Une femme-homme, c’est presque monstrueux ! Mme de Staël, à qui des critiques aveugles ont voulu imposer cette monstruosité et fait croire, par là, à toutes les femmes bas-bleus qui se sont coupé un jupon dans la queue de sa robe, qu’elles pourraient à volonté être des hommes par le cerveau, aussi bien que nous, Mme de Staël, uniquement femme en ses facultés intellectuelles, le fut encore dans l’emploi qu’elle en fit et les sujets auxquels elle les appliqua. Quelqu’un qui, sans savoir que ses livres sont d’elle, les ouvrirait au hasard, y reconnaîtrait, à toute ligne, l’âme d’une femme, la pensée d’une femme ; et même, dans les plus passionnés, dans ceux-là que des moralistes sévères ont trouvés presque coupables, il y a cependant un accent de pureté, de sincérité et de tendresse, d’amour pour tous les sacrifices, de respect pour tous les enthousiasmes, qui révèle bien toute la femme qu’elle fut. Cette femme, qui ne crut jamais à l’orgueilleuse indépendance de la femme, a fait dans ses livres la plus belle apothéose qu’il y ait de la fidélité conjugale et du mariage. Sa Corinne n’est pas une adultère. Sa Delphine non plus. Delphine et Corinne sont des femmes, de faibles femmes, divines de faiblesse, comme leur auteur. Elles sentent le besoin d’appui, et ne se révoltent point contre la supériorité de l’homme qu’elles aiment, au nom de la leur qu’elles aiment encore davantage. Elles ne titanisent pas. La femme, pour être plus femme chez Mme de Staël est chrétienne. Protestante de naissance, comme on sait, mais catholique d’âme et d’imagination comme les femmes bien faites, comme cet autre talent-femme, Mme de Gasparin, égarée dans le protestantisme et digne d’être de la religion de sainte Thérèse par son amour de Jésus-Christ, Mme de Staël a senti de plus en plus monter sur les ruines d’une vie si vite écroulée, la flamme d’or du sentiment religieux ! Par là, elle diffère encore de Mme Sand que nous lui avons comparée, et qui, pour faire mieux l’homme peut-être, a éteint en elle le christianisme, renversé l’autel du mariage et de la mort, et imprimé à son talent cette horrible grimace philosophique qui le défigure et qui a fini par le rendre affreux !

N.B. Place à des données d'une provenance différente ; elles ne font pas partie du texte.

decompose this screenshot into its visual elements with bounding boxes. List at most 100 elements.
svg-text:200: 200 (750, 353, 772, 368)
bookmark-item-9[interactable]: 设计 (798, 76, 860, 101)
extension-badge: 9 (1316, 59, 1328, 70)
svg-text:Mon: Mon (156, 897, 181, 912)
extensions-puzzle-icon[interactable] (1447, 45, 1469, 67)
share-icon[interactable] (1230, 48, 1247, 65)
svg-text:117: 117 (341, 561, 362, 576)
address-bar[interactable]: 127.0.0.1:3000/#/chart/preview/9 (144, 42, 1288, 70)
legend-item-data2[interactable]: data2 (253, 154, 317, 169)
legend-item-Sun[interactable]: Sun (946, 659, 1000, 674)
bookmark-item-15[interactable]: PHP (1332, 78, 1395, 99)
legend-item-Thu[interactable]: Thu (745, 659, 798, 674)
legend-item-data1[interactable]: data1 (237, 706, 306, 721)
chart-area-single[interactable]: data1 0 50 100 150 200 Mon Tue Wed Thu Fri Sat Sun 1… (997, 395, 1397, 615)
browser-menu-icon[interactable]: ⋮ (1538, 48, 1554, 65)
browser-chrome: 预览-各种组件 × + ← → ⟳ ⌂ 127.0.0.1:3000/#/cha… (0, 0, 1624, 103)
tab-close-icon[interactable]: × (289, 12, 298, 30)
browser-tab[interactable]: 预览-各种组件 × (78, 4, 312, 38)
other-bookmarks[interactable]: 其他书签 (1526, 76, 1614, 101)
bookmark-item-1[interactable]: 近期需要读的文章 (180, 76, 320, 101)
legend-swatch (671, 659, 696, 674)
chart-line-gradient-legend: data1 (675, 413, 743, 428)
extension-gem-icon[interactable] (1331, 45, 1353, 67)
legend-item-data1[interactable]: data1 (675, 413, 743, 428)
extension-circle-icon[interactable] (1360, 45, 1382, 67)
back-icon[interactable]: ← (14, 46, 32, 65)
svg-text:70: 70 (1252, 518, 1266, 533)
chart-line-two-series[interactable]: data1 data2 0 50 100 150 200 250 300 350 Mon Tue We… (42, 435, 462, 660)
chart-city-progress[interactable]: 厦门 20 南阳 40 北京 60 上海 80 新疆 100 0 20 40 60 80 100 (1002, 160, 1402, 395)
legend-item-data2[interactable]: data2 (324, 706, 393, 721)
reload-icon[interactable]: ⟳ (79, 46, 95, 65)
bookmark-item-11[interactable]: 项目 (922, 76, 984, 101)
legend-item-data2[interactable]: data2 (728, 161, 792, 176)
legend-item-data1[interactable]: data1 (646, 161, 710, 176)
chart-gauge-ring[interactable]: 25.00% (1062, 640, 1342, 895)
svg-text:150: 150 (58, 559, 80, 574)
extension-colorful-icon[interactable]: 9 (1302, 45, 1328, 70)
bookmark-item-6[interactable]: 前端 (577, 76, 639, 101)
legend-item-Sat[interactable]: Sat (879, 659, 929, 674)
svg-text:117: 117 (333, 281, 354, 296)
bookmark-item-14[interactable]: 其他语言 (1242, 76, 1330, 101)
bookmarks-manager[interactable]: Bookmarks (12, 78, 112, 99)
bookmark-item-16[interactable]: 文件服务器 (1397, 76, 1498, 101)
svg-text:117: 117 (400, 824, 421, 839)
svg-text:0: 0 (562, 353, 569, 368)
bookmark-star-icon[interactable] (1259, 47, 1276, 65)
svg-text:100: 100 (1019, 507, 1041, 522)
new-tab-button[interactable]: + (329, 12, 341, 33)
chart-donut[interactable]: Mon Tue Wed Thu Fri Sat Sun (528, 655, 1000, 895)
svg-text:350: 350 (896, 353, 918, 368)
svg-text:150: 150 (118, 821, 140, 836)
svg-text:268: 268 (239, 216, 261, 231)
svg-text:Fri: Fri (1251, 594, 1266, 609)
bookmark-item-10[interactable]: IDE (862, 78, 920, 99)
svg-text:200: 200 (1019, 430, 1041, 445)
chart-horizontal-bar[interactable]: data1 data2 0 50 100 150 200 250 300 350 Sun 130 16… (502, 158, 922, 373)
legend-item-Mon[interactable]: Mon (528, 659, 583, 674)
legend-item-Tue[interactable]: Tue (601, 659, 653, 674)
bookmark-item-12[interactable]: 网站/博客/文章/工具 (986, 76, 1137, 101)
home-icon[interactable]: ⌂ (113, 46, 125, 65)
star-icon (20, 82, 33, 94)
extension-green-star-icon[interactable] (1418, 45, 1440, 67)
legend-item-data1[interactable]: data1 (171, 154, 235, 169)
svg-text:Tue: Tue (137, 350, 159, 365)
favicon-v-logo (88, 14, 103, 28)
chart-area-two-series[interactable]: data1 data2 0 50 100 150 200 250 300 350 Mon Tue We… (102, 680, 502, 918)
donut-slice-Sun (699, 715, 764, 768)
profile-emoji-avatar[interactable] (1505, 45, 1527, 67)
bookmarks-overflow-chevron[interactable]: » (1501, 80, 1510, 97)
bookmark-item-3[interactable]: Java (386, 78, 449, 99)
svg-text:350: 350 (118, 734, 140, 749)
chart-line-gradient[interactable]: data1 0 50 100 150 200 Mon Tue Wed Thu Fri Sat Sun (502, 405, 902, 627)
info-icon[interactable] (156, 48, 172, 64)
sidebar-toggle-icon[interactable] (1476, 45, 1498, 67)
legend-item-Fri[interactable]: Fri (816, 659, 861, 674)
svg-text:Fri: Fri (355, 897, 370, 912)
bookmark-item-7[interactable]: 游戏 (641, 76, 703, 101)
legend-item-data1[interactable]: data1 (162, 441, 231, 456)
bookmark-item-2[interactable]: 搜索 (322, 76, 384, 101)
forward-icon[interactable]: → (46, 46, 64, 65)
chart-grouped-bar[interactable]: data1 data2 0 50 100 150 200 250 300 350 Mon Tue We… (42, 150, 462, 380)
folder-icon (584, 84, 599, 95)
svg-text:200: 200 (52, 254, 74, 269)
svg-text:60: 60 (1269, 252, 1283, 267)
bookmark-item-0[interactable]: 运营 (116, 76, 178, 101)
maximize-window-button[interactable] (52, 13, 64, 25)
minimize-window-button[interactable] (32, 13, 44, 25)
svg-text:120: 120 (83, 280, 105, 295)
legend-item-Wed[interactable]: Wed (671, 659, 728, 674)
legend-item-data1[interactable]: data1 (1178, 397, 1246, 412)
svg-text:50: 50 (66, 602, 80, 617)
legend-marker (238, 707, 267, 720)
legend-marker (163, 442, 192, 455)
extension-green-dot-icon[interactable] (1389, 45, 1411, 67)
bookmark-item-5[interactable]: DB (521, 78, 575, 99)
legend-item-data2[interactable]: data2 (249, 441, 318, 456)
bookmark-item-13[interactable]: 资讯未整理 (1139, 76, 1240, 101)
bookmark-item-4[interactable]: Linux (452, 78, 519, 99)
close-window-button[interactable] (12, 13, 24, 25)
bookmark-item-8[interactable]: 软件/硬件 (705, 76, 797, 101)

Eh bien ! c’est cette Mme de Staël, restituée à la vérité de sa nature par un éditeur qui serait capable de la comprendre et de l’expliquer, que je voudrais voir revenir en pleine lumière, dans quelque splendide édition, où nous trouverions de ces lettres qui, comme plusieurs de celles de Weymar et Coppet, mais en trop petit nombre, éclairent le génie par la vie — comme les neiges tombées éclairent le ciel par en dessous ! C’est cette Mme de Staël, la vraie et non plus l’inventée, dont je ne voudrais pas seulement que les œuvres intellectuelles, mais la vie intime, les noblesses, les vertus, les dévouements et les fautes, car elle commit des fautes, sans nul doute, puisqu’elle avait les passions qui font le génie, — c’est cette Mme de Staël qu’il faudrait montrer, non plus dans les prétentions d’une vanité qu’elle n’eut jamais, mais dans sa toute-puissante faiblesse de femme, aux femmes qui se trompent si grossièrement sur leurs facultés et leur destinée ! Oui, c’est la faible qu’il faudrait montrer, la faible qui par ses prières, sauva Norvins de l’échafaud ; la faible qui, ne croyant plus à l’amour, épousa Rocca par pitié ; la faible qui, dans un temps de luttes mortelles et de partis acharnés, resta les bras étendus entre les partis, comme la Sabine du tableau de David, entre les Romains et les Sabins, et qui les a toujours gardés étendus, dans cette intervention sublime, sans qu’elle ait senti fléchir jamais, un seul moment, ses bras lassés ! C’est la femme enfin qu’il faudrait montrer, parce qu’on l’a trop cachée, dans tout ce qui fut la tête, le cœur, la personne entière de Mme  de Staël ! Et quel meilleur exemple à donner, du reste, aux insolences des femmes de ce temps, qui se croient des forces et qui, mettant des talons à leurs amours-propres comme elles en mettent à leurs bottines, veulent se jucher jusqu’au front des hommes, et les égaler en hauteur !






  1. Weymar et Coppet. — Par l’auteur des Souvenirs de Madame Récamier. — Chez Lévy.